ML. CADART, C. BELLAS-CABANE, L. MUCCHIELLI, L. CROIX
On part du postulat que tout le monde est suspecté.
L’entretien au 4ème mois de grossesse (loi protection de l’enfance) qui aurait pu s’inscrire dans une prévention
prévenante est devenu un instrument de contrôle social. La logique de l’entreprise a pénétré la petite enfance en
livrant des projets « clefs en main » sans s’adapter à un contexte socio économique et culturel. Le rapport Tabarot
prévoit des crèches rentables en terme d’éveil et de sociabilité pour prévenir dès la petite enfance, les actes de
délinquance.
Marie-Laure Cadart avait sollicité la CSF au préalable de son intervention afin de représenter, au-delà des
professionnels, l’inquiétude des familles.
Voici le message qu’elle a lu :
« Dans un contexte où les réponses aux difficultés des familles sont apportées dans l'urgence et n'agissent que sur les
conséquences de leurs maux, sans prendre en compte les causes, les familles sont les premières victimes des
réformes.
La CSF rejoint la mobilisation car elle craint que le travail réalisé par les professionnels auprès des familles ne se
réduise à un contrôle social au détriment d'une réelle éthique de leurs pratiques."
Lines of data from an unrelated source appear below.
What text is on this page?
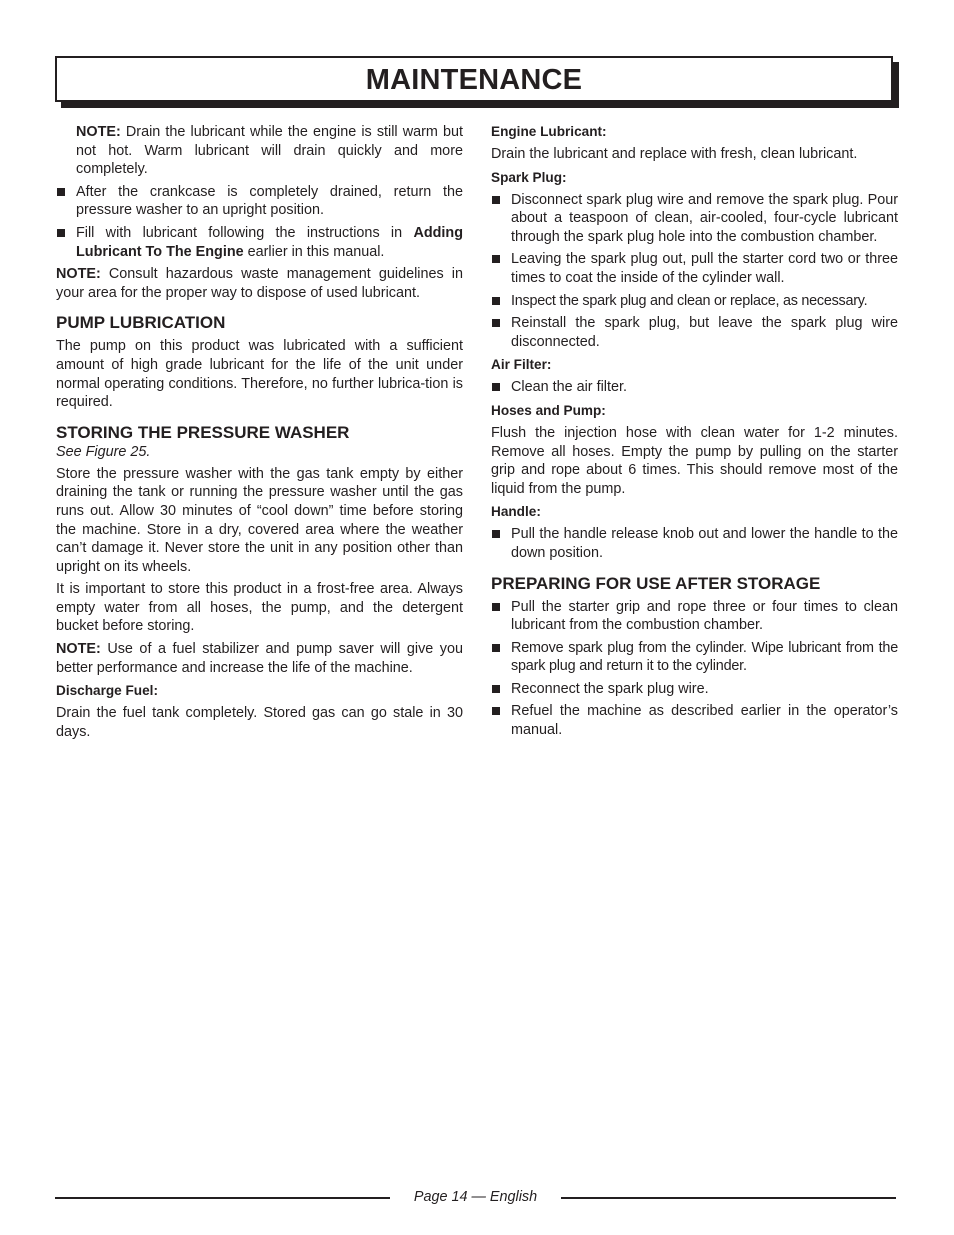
MAINTENANCE

NOTE: Drain the lubricant while the engine is still warm but not hot. Warm lubricant will drain quickly and more completely.

After the crankcase is completely drained, return the pressure washer to an upright position.
Fill with lubricant following the instructions in Adding Lubricant To The Engine earlier in this manual.

NOTE: Consult hazardous waste management guidelines in your area for the proper way to dispose of used lubricant.

PUMP LUBRICATION

The pump on this product was lubricated with a sufficient amount of high grade lubricant for the life of the unit under normal operating conditions. Therefore, no further lubrica-tion is required.

STORING THE PRESSURE WASHER
See Figure 25.

Store the pressure washer with the gas tank empty by either draining the tank or running the pressure washer until the gas runs out. Allow 30 minutes of “cool down” time before storing the machine. Store in a dry, covered area where the weather can’t damage it. Never store the unit in any position other than upright on its wheels.

It is important to store this product in a frost-free area. Always empty water from all hoses, the pump, and the detergent bucket before storing.

NOTE: Use of a fuel stabilizer and pump saver will give you better performance and increase the life of the machine.

Discharge Fuel:

Drain the fuel tank completely. Stored gas can go stale in 30 days.

Engine Lubricant:

Drain the lubricant and replace with fresh, clean lubricant.

Spark Plug:
Disconnect spark plug wire and remove the spark plug. Pour about a teaspoon of clean, air-cooled, four-cycle lubricant through the spark plug hole into the combustion chamber.
Leaving the spark plug out, pull the starter cord two or three times to coat the inside of the cylinder wall.
Inspect the spark plug and clean or replace, as necessary.
Reinstall the spark plug, but leave the spark plug wire disconnected.
Air Filter:
Clean the air filter.
Hoses and Pump:

Flush the injection hose with clean water for 1-2 minutes. Remove all hoses. Empty the pump by pulling on the starter grip and rope about 6 times. This should remove most of the liquid from the pump.

Handle:
Pull the handle release knob out and lower the handle to the down position.
PREPARING FOR USE AFTER STORAGE
Pull the starter grip and rope three or four times to clean lubricant from the combustion chamber.
Remove spark plug from the cylinder. Wipe lubricant from the spark plug and return it to the cylinder.
Reconnect the spark plug wire.
Refuel the machine as described earlier in the operator’s manual.
Page 14 — English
L’ACEPP s’est aussi jointe à la mobilisation ainsi qu’ATD Quart Monde.
Christine Bellas-Cabanes évoque la dimension de prévention médico-sociale précoce qui est sacrifiée au profit du tout
sécuritaire et de la rentabilité. Les parents sont considérés comme potentiellement maltraitants. Les bilans de santé
sont maintenant effectués sans les parents et centrés sur ce qui ne va pas. Les structures de soins sont soumises à des
grilles normatives et manquent de moyens.
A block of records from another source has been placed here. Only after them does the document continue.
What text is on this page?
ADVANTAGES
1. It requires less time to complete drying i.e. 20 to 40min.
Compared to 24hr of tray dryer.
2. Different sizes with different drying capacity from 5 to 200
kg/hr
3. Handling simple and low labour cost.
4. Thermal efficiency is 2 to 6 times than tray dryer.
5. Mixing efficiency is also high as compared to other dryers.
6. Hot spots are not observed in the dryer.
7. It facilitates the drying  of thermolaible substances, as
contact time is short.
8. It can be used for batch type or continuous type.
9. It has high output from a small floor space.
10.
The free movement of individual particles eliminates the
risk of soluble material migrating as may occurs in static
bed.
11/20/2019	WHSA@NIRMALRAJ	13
Elle souligne le fait que les défavorisés sont rendus responsables de leur état.
Laurence Croix dénonce les interventions concernant les étrangers sans papiers qui ont « la peur au ventre d'être
raflés ». 800 enfants sont actuellement en zone d'attente. La chasse à l'homme (dans les écoles, les hôpitaux...) est
officielle. Elle évoque ainsi les actes de résistance de certains enseignants et de parents dans le réseau RESF.
Laurent Mucchielli (sociologue) atteste que les fonctionnaires sont traités avec mépris. L’Etat impose une idéologie
sécuritaire sur le principe d’ « identifier et faire taire ».
Le plus grand facteur de délinquance est l’échec scolaire. Or, le problème ne se situe pas dans les gènes, mais dans la
capacité d’adaptation de l’école envers les familles, ce que tout le monde sait mais que l’on tente de nous faire oublier
aujourd’hui…
Selon lui, il faut interroger les capacités d'adaptation des institutions et défendre les valeurs fondées sur le vivre
ensemble.
Qu’est ce qui ne va pas dans l’éducation ?
Philippe Mérieux refuse pour sa part le terme de « réformes » de l’éducation, il préfère celui de « mesures »
qui mettent en péril le système éducatif : la remise en cause des programmes scolaires qui ont été changés en 2002, la
suppression du samedi matin alors que les professionnels proposaient que ce soit un espace de rencontre avec les
familles, la suppression de 1500 postes Rased… Il dénonce par ailleurs les coupes sombres faites dans l’attribution des
subventions en direction des mouvements d’éducation populaire.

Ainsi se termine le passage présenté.